The others pushed the tall, blond Moyt forward.

“Is there any reason why you would not like to marry Jayn, who is the first of the Raydower women?” Yorgh asked.

“I—” began Moyt suspiciously, and stiffened as Yorgh pressed the trigger of the Terran stunner he held inside his tunic.

Moyt got control of his knees and straightened up as Yorgh turned off the power.

He started to open his mouth angrily, and Yorgh stunned him again. Moyt slumped to his knees beside Jayn.

The Raydower woman’s lips curved in a thoughtful smile, and she reached out to run a finger through Moyt’s hair. The man had changed his mind about protesting by the time the second shock had worn off.

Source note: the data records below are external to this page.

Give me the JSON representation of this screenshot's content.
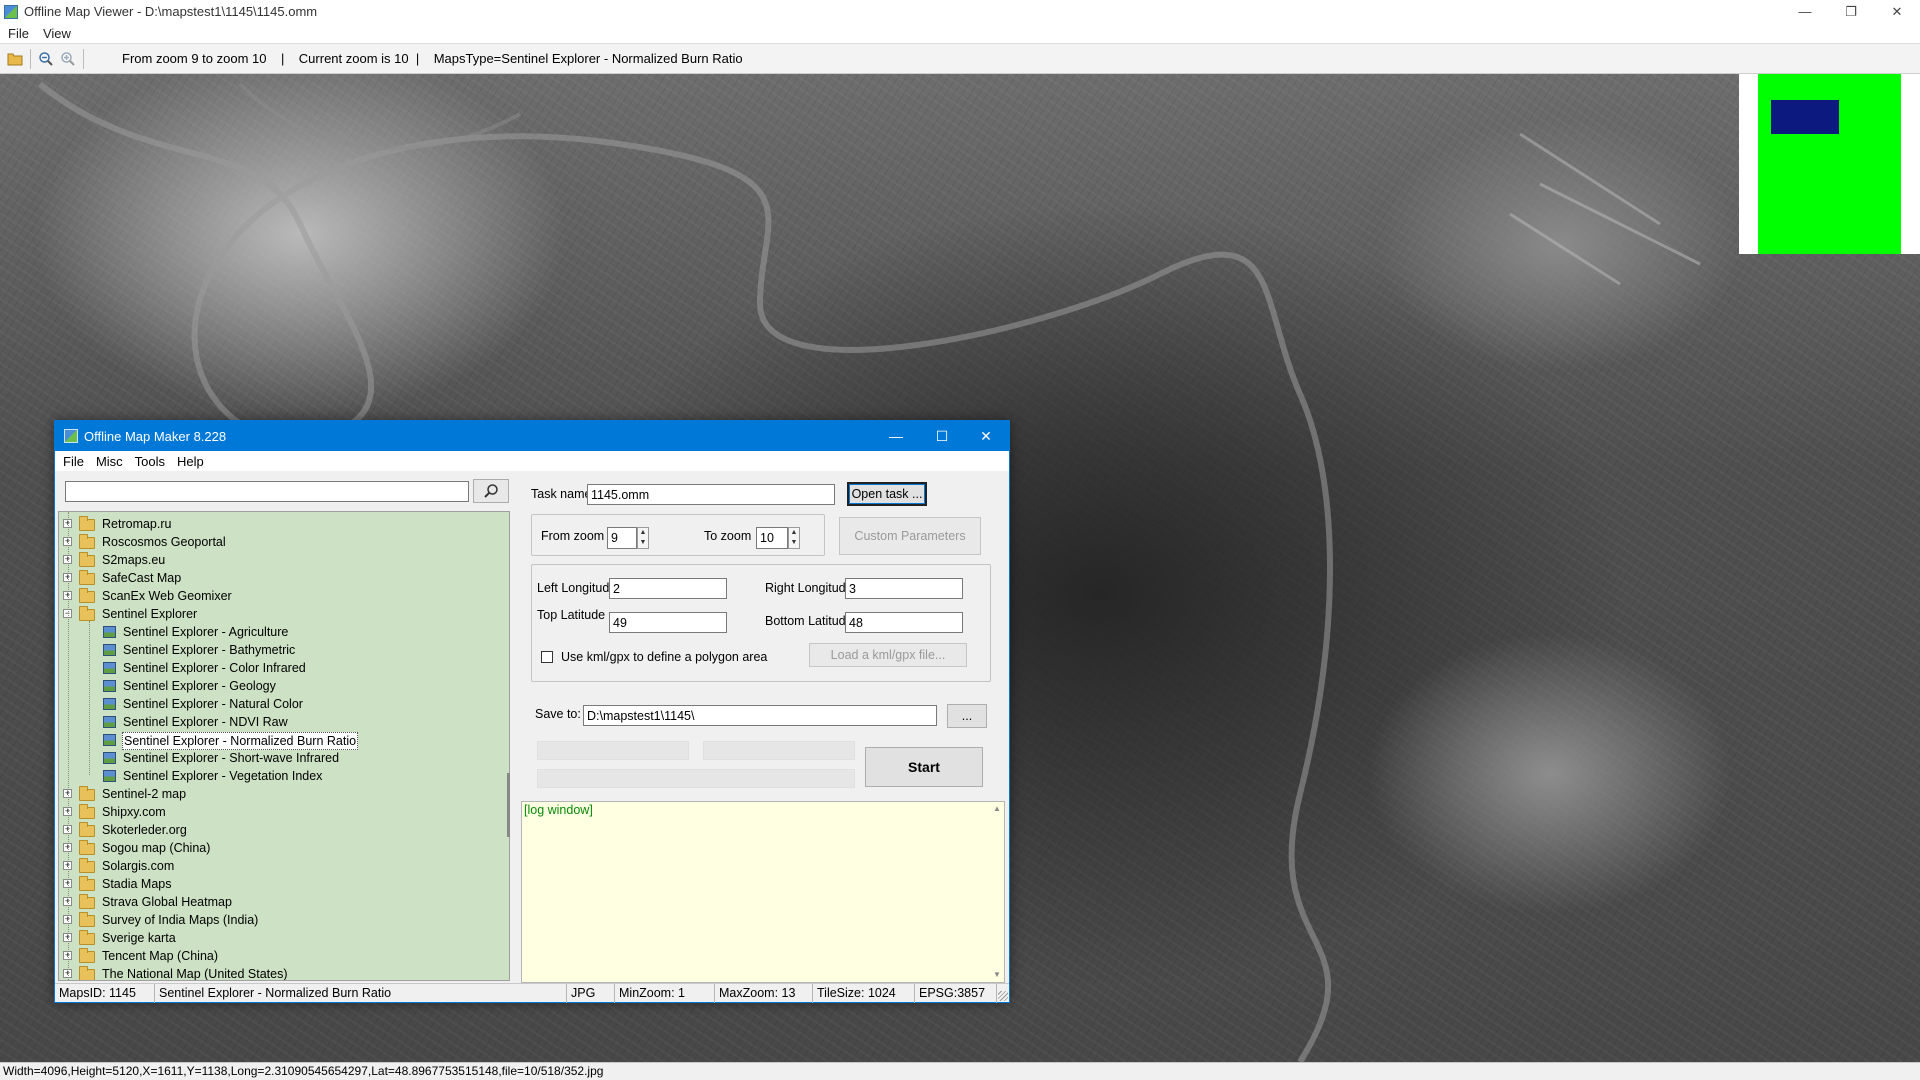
{
  "window": {
    "title": "Offline Map Viewer - D:\\mapstest1\\1145\\1145.omm",
    "menu": [
      "File",
      "View"
    ]
  },
  "toolbar": {
    "zoom_range_text": "From zoom 9 to zoom 10",
    "current_zoom_text": "Current zoom is 10",
    "maps_type_text": "MapsType=Sentinel Explorer - Normalized Burn Ratio",
    "sep": "|"
  },
  "status_bar": {
    "text": "Width=4096,Height=5120,X=1611,Y=1138,Long=2.31090545654297,Lat=48.8967753515148,file=10/518/352.jpg"
  },
  "colors": {
    "overview_green": "#00ff00",
    "overview_view_rect": "#0c1a80",
    "dialog_accent": "#0078d7",
    "tree_background": "#cde1c4",
    "log_background": "#ffffe1",
    "log_text": "#0a8a0a"
  },
  "dialog": {
    "title": "Offline Map Maker 8.228",
    "menu": [
      "File",
      "Misc",
      "Tools",
      "Help"
    ],
    "search": {
      "value": "",
      "placeholder": ""
    },
    "tree": [
      {
        "label": "Retromap.ru",
        "type": "folder"
      },
      {
        "label": "Roscosmos Geoportal",
        "type": "folder"
      },
      {
        "label": "S2maps.eu",
        "type": "folder"
      },
      {
        "label": "SafeCast Map",
        "type": "folder"
      },
      {
        "label": "ScanEx Web Geomixer",
        "type": "folder"
      },
      {
        "label": "Sentinel Explorer",
        "type": "folder",
        "expanded": true
      },
      {
        "label": "Sentinel Explorer - Agriculture",
        "type": "map"
      },
      {
        "label": "Sentinel Explorer - Bathymetric",
        "type": "map"
      },
      {
        "label": "Sentinel Explorer - Color Infrared",
        "type": "map"
      },
      {
        "label": "Sentinel Explorer - Geology",
        "type": "map"
      },
      {
        "label": "Sentinel Explorer - Natural Color",
        "type": "map"
      },
      {
        "label": "Sentinel Explorer - NDVI Raw",
        "type": "map"
      },
      {
        "label": "Sentinel Explorer - Normalized Burn Ratio",
        "type": "map",
        "selected": true
      },
      {
        "label": "Sentinel Explorer - Short-wave Infrared",
        "type": "map"
      },
      {
        "label": "Sentinel Explorer - Vegetation Index",
        "type": "map"
      },
      {
        "label": "Sentinel-2 map",
        "type": "folder"
      },
      {
        "label": "Shipxy.com",
        "type": "folder"
      },
      {
        "label": "Skoterleder.org",
        "type": "folder"
      },
      {
        "label": "Sogou map (China)",
        "type": "folder"
      },
      {
        "label": "Solargis.com",
        "type": "folder"
      },
      {
        "label": "Stadia Maps",
        "type": "folder"
      },
      {
        "label": "Strava Global Heatmap",
        "type": "folder"
      },
      {
        "label": "Survey of India Maps (India)",
        "type": "folder"
      },
      {
        "label": "Sverige karta",
        "type": "folder"
      },
      {
        "label": "Tencent Map (China)",
        "type": "folder"
      },
      {
        "label": "The National Map (United States)",
        "type": "folder"
      }
    ],
    "task_name": {
      "label": "Task name",
      "value": "1145.omm"
    },
    "open_task_label": "Open task ...",
    "from_zoom": {
      "label": "From zoom",
      "value": "9"
    },
    "to_zoom": {
      "label": "To zoom",
      "value": "10"
    },
    "custom_params_label": "Custom Parameters",
    "left_longitude": {
      "label": "Left Longitude",
      "value": "2"
    },
    "right_longitude": {
      "label": "Right Longitude",
      "value": "3"
    },
    "top_latitude": {
      "label": "Top Latitude",
      "value": "49"
    },
    "bottom_latitude": {
      "label": "Bottom Latitude",
      "value": "48"
    },
    "kml_checkbox_label": "Use kml/gpx to define a polygon area",
    "kml_checked": false,
    "load_kml_label": "Load a kml/gpx file...",
    "save_to": {
      "label": "Save to:",
      "value": "D:\\mapstest1\\1145\\"
    },
    "browse_label": "...",
    "start_label": "Start",
    "log_text": "[log window]",
    "status": {
      "maps_id": "MapsID: 1145",
      "map_name": "Sentinel Explorer - Normalized Burn Ratio",
      "format": "JPG",
      "min_zoom": "MinZoom: 1",
      "max_zoom": "MaxZoom: 13",
      "tile_size": "TileSize: 1024",
      "epsg": "EPSG:3857"
    }
  }
}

Then Yorgh sat down to answer question after question while preparations for the night’s feast went on. The men gathered and voted that messengers should be sent to the Sea People to tell of what had happened. Someone shouted Yorgh’s name to be chief of the three tribes, and the cry was taken up over his protests.

“Well, I’ll take a walk and think about it,” he said finally, and strolled up the creek for a breather.

In the quiet of the trees, he shook his head to see if he would wake from the dream, but the only result was that he heard voices.

He lengthened his stride and caught up with a group of the young women.

“Where are you going?” he asked amiably.

“We were going swimming before the feast,” answered pert Ahnee, “but if there is to be a ponadu named Yorgh in the woods—

“I won’t bother you,” he grinned, “if you will tell me where Vaneen is.”

“She went ahead alone when we stopped to hear what all the shouting was for. She is anxious to try the new dress of white wool that Jayn gave her.”

“Oh,” said Yorgh, wrinkling his brow. “Well, in that case, I must ask you girls to find another part of the creek.”

“What!” cried Ahnee. “Yorgh, you oughtn’t!”

“The Raydower elder said a marriage spell over us, didn’t he? Now, will you go, or must I show you what happened to Moyt?”

“We’ll go!” squealed Ahnee hastily, as the other girls faded back from beside her. “But it was said that you did not mean to hold her to that foreign ceremony.”

“I must obey everyone’s laws,” said Yorgh, “now that I am to be chief of all the tribes.”

He thought he heard splashing a little way up the creek, and grinned to himself at the vision in his mind.

“But it is well known that you told Tefior—”

“Argh!” said Yorgh. “It is well known that I seldom speak in earnest!”